Dairakudakan's Kochuten: Paradise in a Jar a Jar
Yerba Buena Center for the Arts Forum, 701 Mission (at Third Street), S.F.
www.YerbaBuenaArts.org
Friday and Saturday, June 27-28, at 8 p.m.
Admission is $10-20
978-2787
As part of its 30th anniversary, the troupe embarked on an international tour, presenting Kochuten: Paradise in a Jar, a series of surprising and strange scenes that feature 10 men in white body paint and flesh-colored G-strings moving fluidly between comedic theater and bizarre, unpredictable dance progressions. As one would expect of butoh, a form created in the spirit of rebellion and unorthodoxy, Kochuten is an irreverent manifesto of sorts, a physical exploration of themes such as the search for self and the conflict between the individual and the communal.

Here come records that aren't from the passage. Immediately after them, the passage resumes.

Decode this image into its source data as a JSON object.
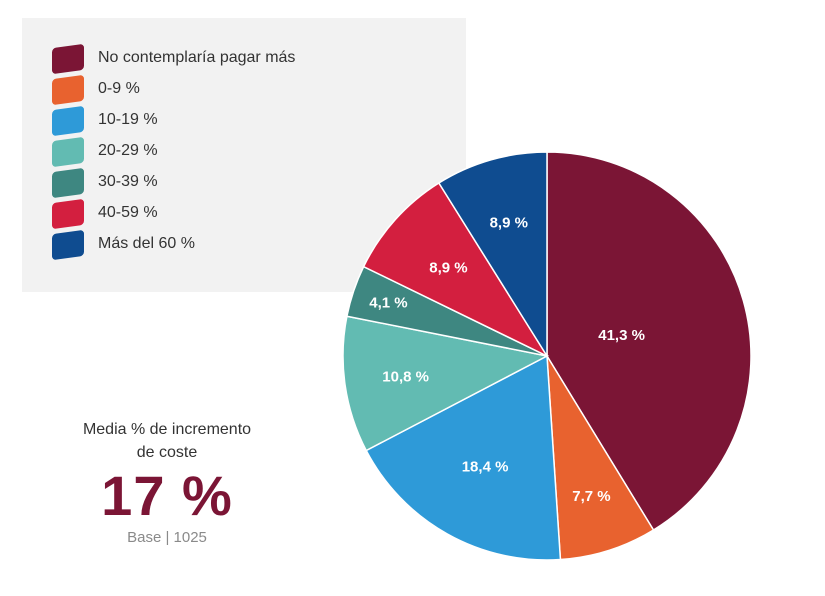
{
  "chart_data": {
    "type": "pie",
    "categories": [
      "No contemplaría pagar más",
      "0-9 %",
      "10-19 %",
      "20-29 %",
      "30-39 %",
      "40-59 %",
      "Más del 60 %"
    ],
    "values": [
      41.3,
      7.7,
      18.4,
      10.8,
      4.1,
      8.9,
      8.9
    ],
    "value_labels": [
      "41,3 %",
      "7,7 %",
      "18,4 %",
      "10,8 %",
      "4,1 %",
      "8,9 %",
      "8,9 %"
    ],
    "colors": [
      "#7b1535",
      "#e8622f",
      "#2e9ad8",
      "#62bbb2",
      "#3e8781",
      "#d31f3f",
      "#0f4c90"
    ],
    "legend_position": "top-left",
    "start": "top, clockwise"
  },
  "summary": {
    "caption_line1": "Media % de incremento",
    "caption_line2": "de coste",
    "value": "17 %",
    "base": "Base | 1025"
  }
}
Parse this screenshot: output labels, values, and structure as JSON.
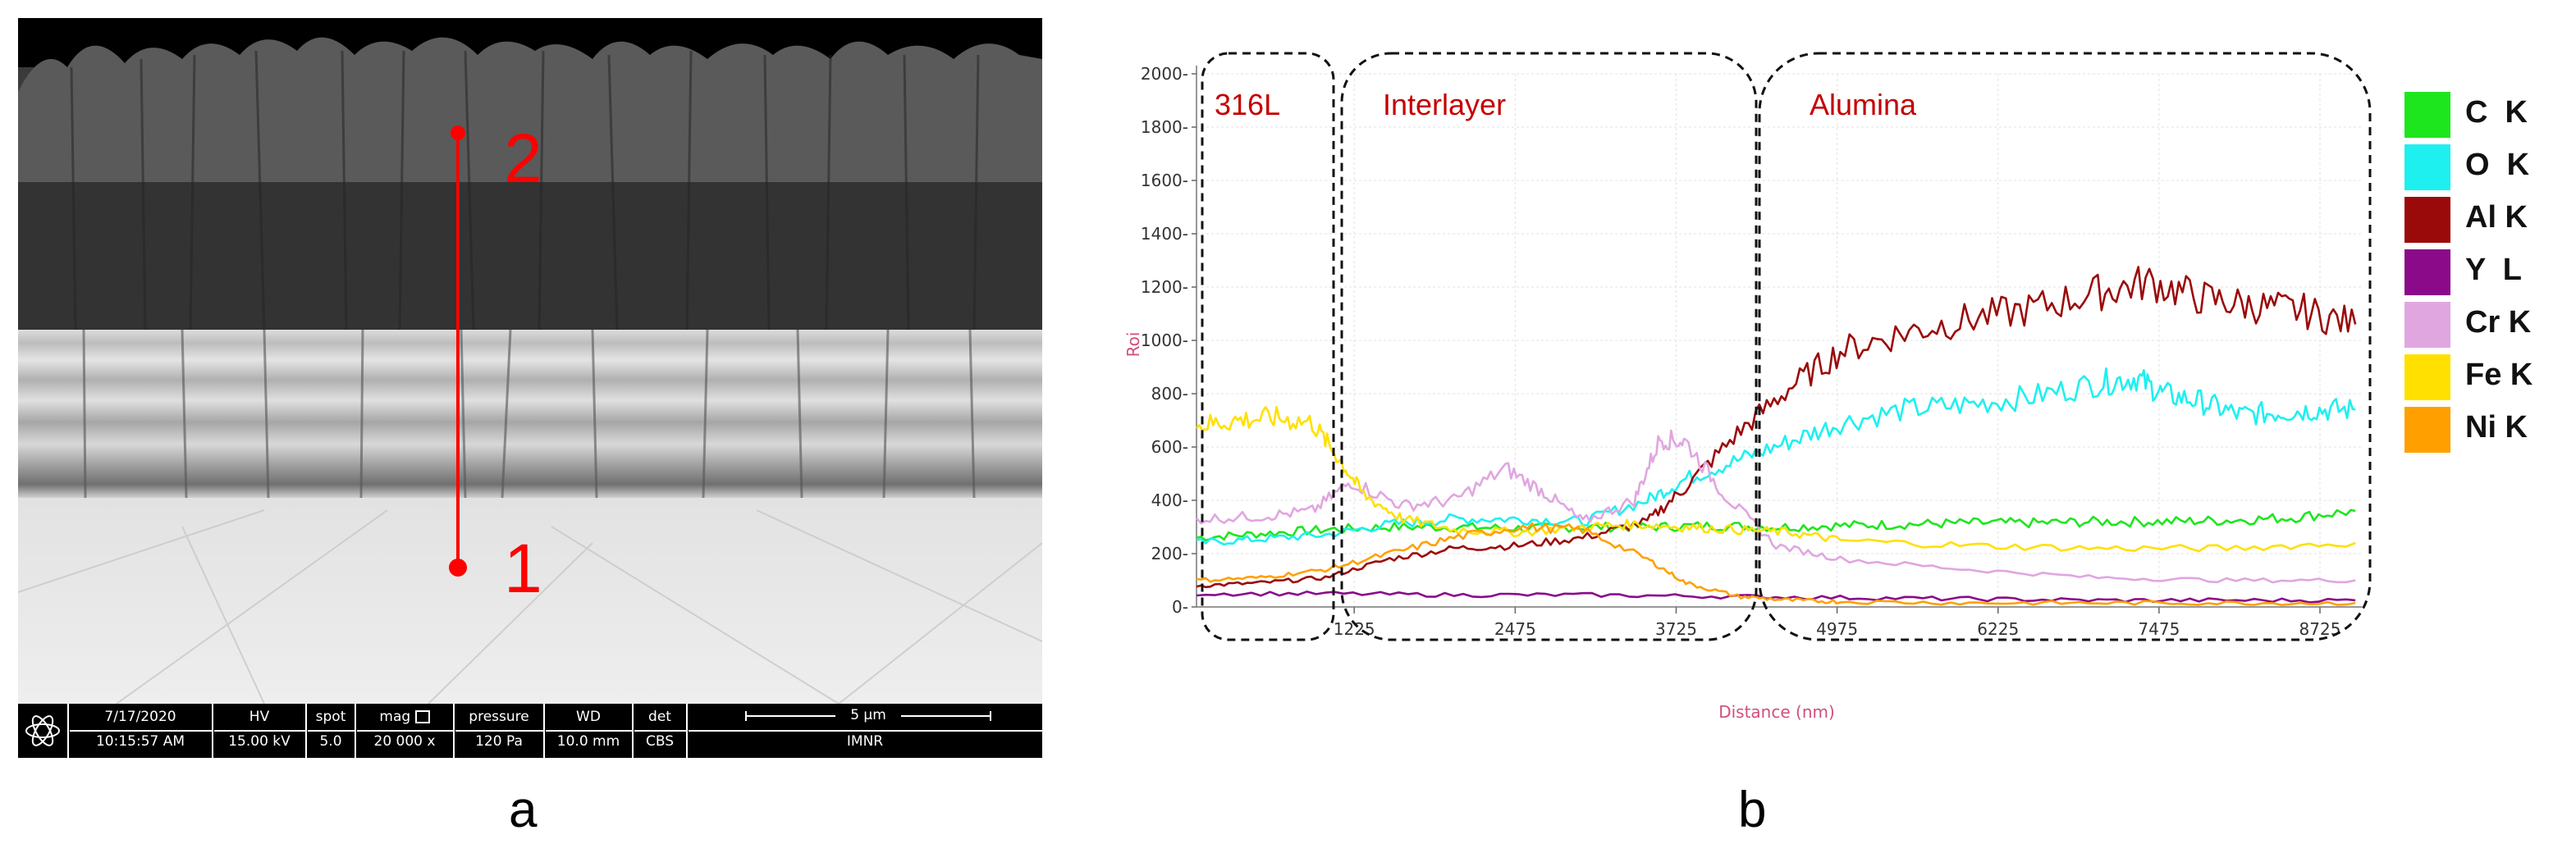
{
  "panel_a": {
    "letter": "a",
    "markers": [
      {
        "label": "1"
      },
      {
        "label": "2"
      }
    ],
    "databar": {
      "date": "7/17/2020",
      "time": "10:15:57 AM",
      "hv_label": "HV",
      "hv_value": "15.00 kV",
      "spot_label": "spot",
      "spot_value": "5.0",
      "mag_label": "mag",
      "mag_value": "20 000 x",
      "pressure_label": "pressure",
      "pressure_value": "120 Pa",
      "wd_label": "WD",
      "wd_value": "10.0 mm",
      "det_label": "det",
      "det_value": "CBS",
      "scale_label": "5 µm",
      "lab": "IMNR"
    }
  },
  "panel_b": {
    "letter": "b",
    "region_labels": [
      "316L",
      "Interlayer",
      "Alumina"
    ],
    "colors": {
      "C K": "#1ee61e",
      "O K": "#1ef0f0",
      "Al K": "#9b0a0a",
      "Y L": "#8a0a8a",
      "Cr K": "#e0a6e0",
      "Fe K": "#ffe000",
      "Ni K": "#ffa000"
    },
    "legend": [
      {
        "label": "C  K",
        "color": "#1ee61e"
      },
      {
        "label": "O  K",
        "color": "#1ef0f0"
      },
      {
        "label": "Al K",
        "color": "#9b0a0a"
      },
      {
        "label": "Y  L",
        "color": "#8a0a8a"
      },
      {
        "label": "Cr K",
        "color": "#e0a6e0"
      },
      {
        "label": "Fe K",
        "color": "#ffe000"
      },
      {
        "label": "Ni K",
        "color": "#ffa000"
      }
    ]
  },
  "chart_data": {
    "type": "line",
    "title": "",
    "xlabel": "Distance (nm)",
    "ylabel": "Roi",
    "xlim": [
      0,
      9050
    ],
    "ylim": [
      0,
      2000
    ],
    "x_ticks": [
      1225,
      2475,
      3725,
      4975,
      6225,
      7475,
      8725
    ],
    "y_ticks": [
      0,
      200,
      400,
      600,
      800,
      1000,
      1200,
      1400,
      1600,
      1800,
      2000
    ],
    "grid": true,
    "legend_position": "right",
    "series": [
      {
        "name": "C K",
        "x": [
          0,
          500,
          1000,
          1500,
          2000,
          2500,
          3000,
          3500,
          4000,
          4500,
          5000,
          5500,
          6000,
          6500,
          7000,
          7500,
          8000,
          8500,
          9000
        ],
        "y": [
          260,
          275,
          290,
          300,
          300,
          295,
          300,
          300,
          305,
          300,
          305,
          310,
          315,
          315,
          320,
          320,
          325,
          335,
          360
        ]
      },
      {
        "name": "O K",
        "x": [
          0,
          500,
          1000,
          1500,
          2000,
          2500,
          3000,
          3500,
          3800,
          4200,
          4600,
          5000,
          5500,
          6000,
          6500,
          7000,
          7300,
          7500,
          7800,
          8100,
          8400,
          8700,
          9000
        ],
        "y": [
          240,
          255,
          270,
          310,
          330,
          330,
          320,
          400,
          480,
          550,
          620,
          690,
          740,
          760,
          790,
          840,
          860,
          800,
          770,
          720,
          730,
          740,
          740
        ]
      },
      {
        "name": "Al K",
        "x": [
          0,
          500,
          1000,
          1500,
          2000,
          2500,
          3000,
          3500,
          3800,
          4200,
          4600,
          5000,
          5500,
          6000,
          6500,
          7000,
          7400,
          7800,
          8200,
          8600,
          9000
        ],
        "y": [
          80,
          90,
          110,
          180,
          220,
          230,
          260,
          320,
          450,
          650,
          820,
          960,
          1030,
          1080,
          1120,
          1180,
          1220,
          1160,
          1130,
          1110,
          1060
        ]
      },
      {
        "name": "Y L",
        "x": [
          0,
          1000,
          2000,
          3000,
          4000,
          5000,
          6000,
          7000,
          8000,
          9000
        ],
        "y": [
          50,
          50,
          45,
          45,
          40,
          35,
          30,
          25,
          25,
          25
        ]
      },
      {
        "name": "Cr K",
        "x": [
          0,
          500,
          900,
          1200,
          1600,
          2000,
          2400,
          2700,
          3000,
          3400,
          3600,
          3800,
          4100,
          4500,
          5000,
          6000,
          7000,
          8000,
          9000
        ],
        "y": [
          330,
          340,
          360,
          470,
          380,
          400,
          520,
          430,
          320,
          400,
          630,
          620,
          420,
          230,
          180,
          140,
          110,
          100,
          100
        ]
      },
      {
        "name": "Fe K",
        "x": [
          0,
          300,
          600,
          900,
          1100,
          1300,
          1600,
          2000,
          2500,
          3000,
          3400,
          3800,
          4200,
          4600,
          5000,
          6000,
          7000,
          8000,
          9000
        ],
        "y": [
          680,
          700,
          710,
          690,
          560,
          420,
          330,
          290,
          280,
          300,
          310,
          300,
          290,
          280,
          250,
          230,
          220,
          220,
          240
        ]
      },
      {
        "name": "Ni K",
        "x": [
          0,
          500,
          1000,
          1500,
          2000,
          2500,
          3000,
          3500,
          3800,
          4200,
          4600,
          5000,
          6000,
          7000,
          8000,
          9000
        ],
        "y": [
          100,
          110,
          140,
          200,
          260,
          300,
          290,
          180,
          90,
          40,
          25,
          20,
          15,
          15,
          15,
          15
        ]
      }
    ]
  }
}
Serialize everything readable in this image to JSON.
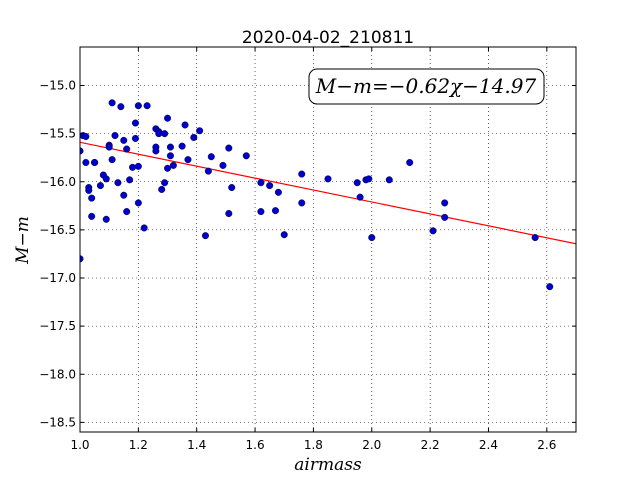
{
  "chart_data": {
    "type": "scatter",
    "title": "2020-04-02_210811",
    "xlabel": "airmass",
    "ylabel": "M−m",
    "xlim": [
      1.0,
      2.7
    ],
    "ylim": [
      -18.6,
      -14.6
    ],
    "y_inverted": true,
    "x_ticks": [
      1.0,
      1.2,
      1.4,
      1.6,
      1.8,
      2.0,
      2.2,
      2.4,
      2.6
    ],
    "x_tick_labels": [
      "1.0",
      "1.2",
      "1.4",
      "1.6",
      "1.8",
      "2.0",
      "2.2",
      "2.4",
      "2.6"
    ],
    "y_ticks": [
      -15.0,
      -15.5,
      -16.0,
      -16.5,
      -17.0,
      -17.5,
      -18.0,
      -18.5
    ],
    "y_tick_labels": [
      "−15.0",
      "−15.5",
      "−16.0",
      "−16.5",
      "−17.0",
      "−17.5",
      "−18.0",
      "−18.5"
    ],
    "grid": true,
    "annotation": "M−m=−0.62χ−14.97",
    "fit": {
      "slope": -0.62,
      "intercept": -14.97,
      "color": "#ff0000"
    },
    "marker_color": "#0000cc",
    "series": [
      {
        "x": [
          1.0,
          1.0,
          1.01,
          1.02,
          1.02,
          1.03,
          1.03,
          1.04,
          1.04,
          1.05,
          1.05,
          1.07,
          1.08,
          1.09,
          1.09,
          1.1,
          1.1,
          1.11,
          1.11,
          1.12,
          1.13,
          1.14,
          1.15,
          1.15,
          1.16,
          1.16,
          1.17,
          1.18,
          1.19,
          1.19,
          1.2,
          1.2,
          1.2,
          1.22,
          1.23,
          1.26,
          1.26,
          1.26,
          1.27,
          1.27,
          1.28,
          1.29,
          1.29,
          1.3,
          1.3,
          1.31,
          1.31,
          1.32,
          1.35,
          1.36,
          1.37,
          1.39,
          1.41,
          1.43,
          1.44,
          1.45,
          1.49,
          1.51,
          1.51,
          1.52,
          1.57,
          1.62,
          1.62,
          1.65,
          1.67,
          1.68,
          1.7,
          1.76,
          1.76,
          1.85,
          1.95,
          1.96,
          1.98,
          1.99,
          2.0,
          2.06,
          2.13,
          2.21,
          2.25,
          2.25,
          2.56,
          2.61
        ],
        "y": [
          -15.68,
          -16.8,
          -15.52,
          -15.8,
          -15.53,
          -16.06,
          -16.09,
          -16.36,
          -16.17,
          -15.8,
          -15.8,
          -16.04,
          -15.93,
          -15.97,
          -16.39,
          -15.62,
          -15.64,
          -15.18,
          -15.77,
          -15.52,
          -16.01,
          -15.22,
          -15.57,
          -16.14,
          -15.66,
          -16.31,
          -15.98,
          -15.85,
          -15.39,
          -15.55,
          -15.21,
          -15.84,
          -16.22,
          -16.48,
          -15.21,
          -15.45,
          -15.64,
          -15.68,
          -15.48,
          -15.5,
          -16.08,
          -15.5,
          -16.01,
          -15.86,
          -15.34,
          -15.73,
          -15.64,
          -15.83,
          -15.63,
          -15.41,
          -15.77,
          -15.54,
          -15.47,
          -16.56,
          -15.89,
          -15.74,
          -15.83,
          -15.65,
          -16.33,
          -16.06,
          -15.73,
          -16.01,
          -16.31,
          -16.04,
          -16.3,
          -16.11,
          -16.55,
          -15.92,
          -16.22,
          -15.97,
          -16.01,
          -16.16,
          -15.98,
          -15.97,
          -16.58,
          -15.98,
          -15.8,
          -16.51,
          -16.22,
          -16.37,
          -16.58,
          -17.09
        ]
      }
    ]
  }
}
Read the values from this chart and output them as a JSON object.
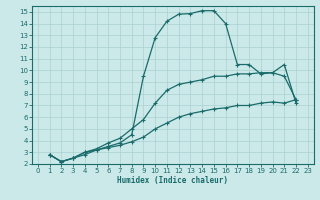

Moving to a musical backdrop of rock, reggae, opera, and Japanese pop, the skilled dancer-actors have an astonishing ability to transform their actions and facial expressions from gleeful to ghoulish, grotesque to graceful. In one particularly dramatic vignette, a dancer seems to explore his deep and complex relationship with a squat, round table: The inanimate object serves convincingly as a source of comfort, frustration, anger, and love. Dairakudakan is also reputed for its outrageous and seditious humor, and Kochuten features a scene that involves dancers chopping off their penises (they use hot dogs) with a kitchen knife while howling perversely; the troupe has been known to utilize bodily fluids and nudity in past productions. Now, Kochuten showcases the next generation of one of Japan's most acclaimed companies.